The female body appears frequently, in a soft heft that sometimes blends with its abstracted surroundings or, in the instance of one black-and-gray watercolor, morphing downward, head-first, into molten cloud formations. The wanderings of a brush creating cyclical patterns can look biomorphic, just by virtue of their shape (don’t all swirls have the potential to look mildly intestinal?), but Applebroog’s awareness of her own womanhood is clear across her work.
Applebroog is an adamant feminist, explaining to Hyperallergic, “I didn’t know anything about feminism in those days. Remember, I was in the generation of Janson’s History of Art. There were no women in that book. Who says we were not pre-judged by gender?” As Gartenfeld told me: “Ida is foremost in a tradition of women artists who have used the trope of unwellness or unfitness, in a culture that favors hyper-productivity, as a subjective position that can present new and critical forms of images.” The Mercy Hospital images are first and foremost a portrayal of Applebroog’s psychology, but a gendered nature of her experience is implicated. One magenta-and-orange drawing is captioned “NO MORE BIG MAMA”; another figure speaks to its own belly. Indeed, many of the potential protagonists (or victims) in Catastrophes or A Performance are women.

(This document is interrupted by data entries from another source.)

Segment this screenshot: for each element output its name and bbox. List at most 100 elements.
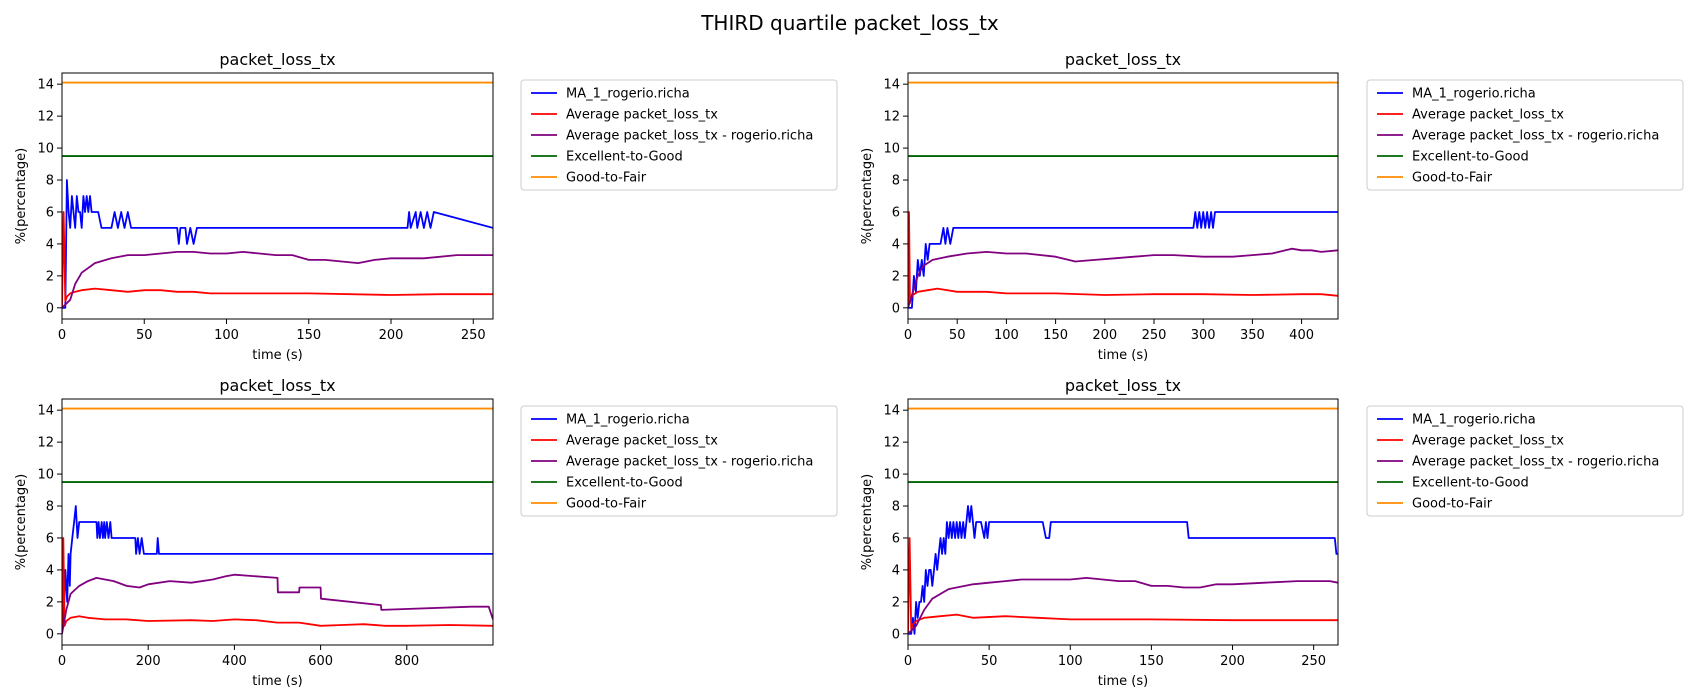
x-tick-label: 0 [58,328,66,343]
subplot-1: packet_loss_tx 0 50 100 150 200 250 0 2 4 6 8 10 12 14… [14,50,838,363]
x-tick-label: 200 [1220,654,1245,669]
subplot-4: packet_loss_tx 0 50 100 150 200 250 0 2 4 6 8 10 12 14… [860,376,1684,689]
x-axis-label: time (s) [252,674,302,689]
y-axis-label: %(percentage) [14,474,29,571]
series-line-3 [908,577,1338,635]
subplot-2: packet_loss_tx 0 50 100 150 200 250 300 350 400 0 2… [860,50,1684,363]
y-tick-label: 4 [892,563,900,578]
y-tick-label: 6 [46,531,54,546]
axes-frame [907,72,1339,320]
legend-entry: MA_1_rogerio.richa [566,87,690,102]
legend-entry: Excellent-to-Good [1412,150,1529,165]
legend: MA_1_rogerio.richa Average packet_loss_tx… [520,405,838,517]
subplot-title: packet_loss_tx [219,376,335,396]
x-tick-label: 50 [949,328,966,343]
legend-box [520,79,838,191]
legend-entry: Good-to-Fair [566,497,647,512]
x-tick-label: 150 [296,328,321,343]
y-tick-label: 14 [37,404,54,419]
x-tick-label: 250 [1301,654,1326,669]
x-tick-label: 50 [136,328,153,343]
x-tick-label: 100 [214,328,239,343]
legend-entry: Excellent-to-Good [566,476,683,491]
legend-entry: Excellent-to-Good [566,150,683,165]
y-axis-label: %(percentage) [860,474,875,571]
legend-entry: Good-to-Fair [1412,497,1493,512]
x-axis-label: time (s) [1098,674,1148,689]
y-tick-label: 8 [892,174,900,189]
x-tick-label: 100 [1058,654,1083,669]
legend-entry: Average packet_loss_tx [1412,434,1564,449]
y-tick-label: 10 [37,142,54,157]
y-tick-label: 8 [46,174,54,189]
y-tick-label: 12 [883,110,900,125]
x-tick-label: 250 [1142,328,1167,343]
legend: MA_1_rogerio.richa Average packet_loss_tx… [1366,79,1684,191]
legend-entry: Average packet_loss_tx - rogerio.richa [566,129,813,144]
x-tick-label: 400 [222,654,247,669]
legend-entry: Good-to-Fair [1412,171,1493,186]
subplot-title: packet_loss_tx [219,50,335,70]
subplot-3: packet_loss_tx 0 200 400 600 800 0 2 4 6 8 10 12 14 ti… [14,376,838,689]
x-axis-label: time (s) [1098,348,1148,363]
y-tick-label: 0 [892,627,900,642]
series-line-2 [908,211,1338,308]
y-tick-label: 6 [46,205,54,220]
y-tick-label: 14 [883,78,900,93]
plot-area [62,407,493,634]
y-tick-label: 4 [892,237,900,252]
x-tick-label: 0 [904,328,912,343]
x-axis-label: time (s) [252,348,302,363]
y-tick-label: 10 [883,468,900,483]
series-line-1 [62,179,493,309]
subplot-title: packet_loss_tx [1065,376,1181,396]
y-tick-label: 2 [892,595,900,610]
figure-title: THIRD quartile packet_loss_tx [700,11,999,35]
x-tick-label: 150 [1043,328,1068,343]
y-tick-label: 12 [883,436,900,451]
x-tick-label: 600 [308,654,333,669]
series-line-1 [908,505,1338,635]
series-line-2 [908,537,1338,634]
y-tick-label: 6 [892,205,900,220]
legend-entry: MA_1_rogerio.richa [1412,87,1536,102]
y-tick-label: 2 [892,269,900,284]
legend-box [1366,79,1684,191]
y-tick-label: 12 [37,436,54,451]
axes-frame [61,72,494,320]
legend-entry: Average packet_loss_tx - rogerio.richa [566,455,813,470]
x-tick-label: 800 [394,654,419,669]
y-tick-label: 2 [46,269,54,284]
x-tick-label: 150 [1139,654,1164,669]
legend-entry: MA_1_rogerio.richa [1412,413,1536,428]
legend-box [1366,405,1684,517]
x-tick-label: 200 [1092,328,1117,343]
x-tick-label: 300 [1191,328,1216,343]
x-tick-label: 400 [1289,328,1314,343]
legend-entry: Average packet_loss_tx [566,434,718,449]
x-tick-label: 200 [379,328,404,343]
y-tick-label: 14 [883,404,900,419]
legend-entry: Average packet_loss_tx [1412,108,1564,123]
plot-area [908,81,1338,309]
y-axis-label: %(percentage) [14,148,29,245]
series-line-3 [62,573,493,634]
plot-area [62,81,493,309]
legend-entry: Good-to-Fair [566,171,647,186]
series-line-1 [908,211,1338,309]
y-tick-label: 4 [46,563,54,578]
y-axis-label: %(percentage) [860,148,875,245]
x-tick-label: 0 [58,654,66,669]
legend-entry: Average packet_loss_tx - rogerio.richa [1412,455,1659,470]
legend-entry: Excellent-to-Good [1412,476,1529,491]
legend-entry: Average packet_loss_tx [566,108,718,123]
y-tick-label: 12 [37,110,54,125]
y-tick-label: 10 [883,142,900,157]
y-tick-label: 8 [46,500,54,515]
y-tick-label: 4 [46,237,54,252]
subplot-title: packet_loss_tx [1065,50,1181,70]
series-line-3 [908,247,1338,309]
legend-entry: MA_1_rogerio.richa [566,413,690,428]
axes-frame [61,398,494,646]
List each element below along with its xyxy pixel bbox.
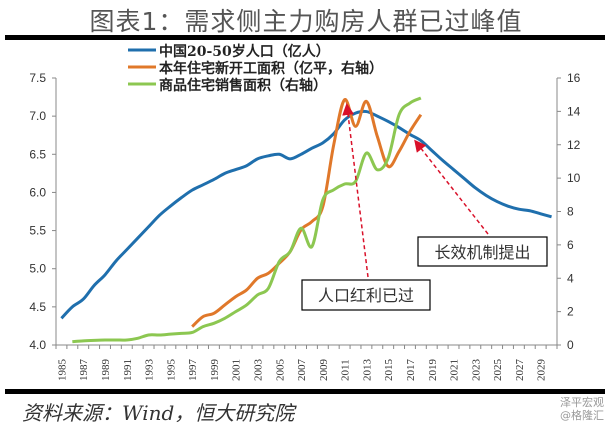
x-tick-label: 1995 bbox=[165, 359, 177, 382]
x-tick-label: 2009 bbox=[318, 359, 330, 382]
x-tick-label: 1989 bbox=[100, 359, 112, 382]
chart-title: 图表1：需求侧主力购房人群已过峰值 bbox=[89, 7, 523, 36]
right-tick-label: 16 bbox=[567, 71, 581, 85]
right-tick-label: 4 bbox=[567, 271, 574, 285]
right-tick-label: 14 bbox=[567, 104, 581, 118]
x-tick-label: 2017 bbox=[405, 359, 417, 382]
annotation-box bbox=[417, 236, 548, 267]
x-tick-label: 1985 bbox=[56, 359, 68, 382]
x-tick-label: 2019 bbox=[427, 359, 439, 382]
annotations: 人口红利已过 长效机制提出 bbox=[301, 103, 548, 311]
x-tick-label: 2013 bbox=[361, 359, 373, 382]
right-tick-label: 12 bbox=[567, 138, 581, 152]
legend: 中国20-50岁人口（亿人）本年住宅新开工面积（亿平，右轴）商品住宅销售面积（右… bbox=[128, 43, 383, 94]
watermark: 泽平宏观 @格隆汇 bbox=[560, 396, 604, 422]
x-tick-label: 1987 bbox=[78, 359, 90, 382]
right-tick-label: 0 bbox=[567, 338, 574, 352]
source-note: 资料来源：Wind，恒大研究院 bbox=[22, 401, 295, 425]
legend-label: 商品住宅销售面积（右轴） bbox=[159, 77, 327, 94]
x-tick-label: 1999 bbox=[209, 359, 221, 382]
x-tick-label: 2011 bbox=[340, 359, 352, 381]
left-tick-label: 4.0 bbox=[29, 338, 46, 352]
x-tick-label: 2029 bbox=[536, 359, 548, 382]
left-tick-label: 5.0 bbox=[29, 262, 46, 276]
x-tick-label: 2027 bbox=[514, 359, 526, 382]
x-tick-label: 1991 bbox=[122, 359, 134, 381]
legend-label: 中国20-50岁人口（亿人） bbox=[159, 43, 330, 60]
left-tick-label: 7.0 bbox=[29, 109, 46, 123]
annotation-label: 人口红利已过 bbox=[318, 286, 414, 305]
left-tick-label: 4.5 bbox=[29, 300, 46, 314]
left-tick-label: 6.0 bbox=[29, 185, 46, 199]
top-rule bbox=[5, 35, 605, 40]
x-tick-label: 2023 bbox=[470, 359, 482, 382]
right-tick-label: 6 bbox=[567, 238, 574, 252]
series-line-2 bbox=[72, 96, 422, 344]
annotation-arrow bbox=[342, 103, 369, 278]
watermark-line: @格隆汇 bbox=[560, 409, 604, 422]
left-tick-label: 7.5 bbox=[29, 71, 46, 85]
right-tick-label: 10 bbox=[567, 171, 581, 185]
annotation-label: 长效机制提出 bbox=[434, 243, 530, 262]
bottom-rule bbox=[5, 389, 605, 394]
annotation-arrow bbox=[414, 139, 489, 235]
x-tick-label: 1997 bbox=[187, 359, 199, 382]
x-tick-label: 2021 bbox=[449, 359, 461, 381]
series-line-0 bbox=[60, 109, 552, 320]
x-tick-label: 1993 bbox=[144, 359, 156, 382]
series-line-1 bbox=[191, 98, 423, 328]
x-tick-label: 2001 bbox=[231, 359, 243, 381]
legend-label: 本年住宅新开工面积（亿平，右轴） bbox=[159, 60, 383, 77]
x-tick-label: 2015 bbox=[383, 359, 395, 382]
right-tick-label: 8 bbox=[567, 205, 574, 219]
x-tick-label: 2005 bbox=[274, 359, 286, 382]
series-lines bbox=[60, 96, 552, 344]
x-tick-label: 2007 bbox=[296, 359, 308, 382]
x-tick-label: 2025 bbox=[492, 359, 504, 382]
right-tick-label: 2 bbox=[567, 305, 574, 319]
watermark-line: 泽平宏观 bbox=[560, 396, 604, 409]
left-tick-label: 6.5 bbox=[29, 147, 46, 161]
annotation-box bbox=[301, 279, 431, 311]
x-tick-label: 2003 bbox=[252, 359, 264, 382]
left-tick-label: 5.5 bbox=[29, 224, 46, 238]
axes: 4.0 4.5 5.0 5.5 6.0 6.5 7.0 7.5 0 2 4 6 8 10 12 14 16 198… bbox=[29, 71, 580, 381]
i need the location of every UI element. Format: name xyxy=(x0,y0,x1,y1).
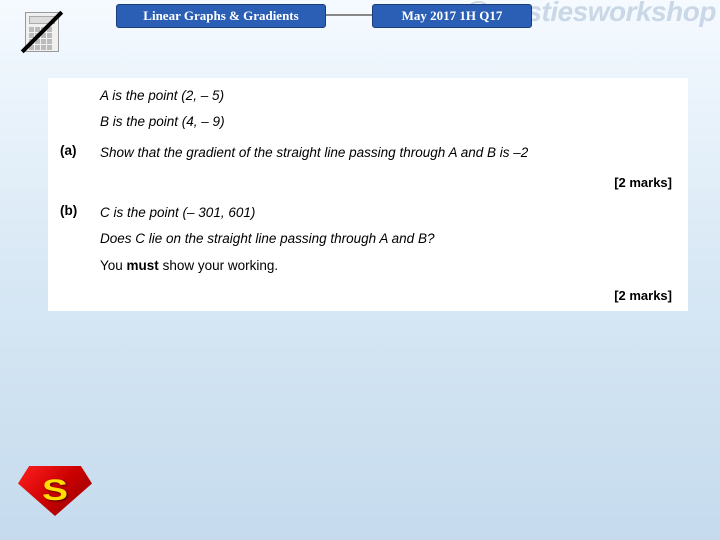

One might imagine Applebroog’s doctor asking her how she felt when she created each image, if they showcased anything meaningful or if they were made on the fly. It helps to understand Mercy Hospital as both a demystification of sickness and a lesson in the power of interpreting one’s internal experience, however complicated, for oneself.
Ida Applebroog: Mercy Hospital continues at the Institute of Contemporary Art (ICA) Miami (Miami Design District, 4040 NE 2nd Ave, Miami) through October 30. Call Her Applebroog, a documentary on the artist, will screen at O Cinema (90 NW 29th St, Miami) on Saturday, October 29.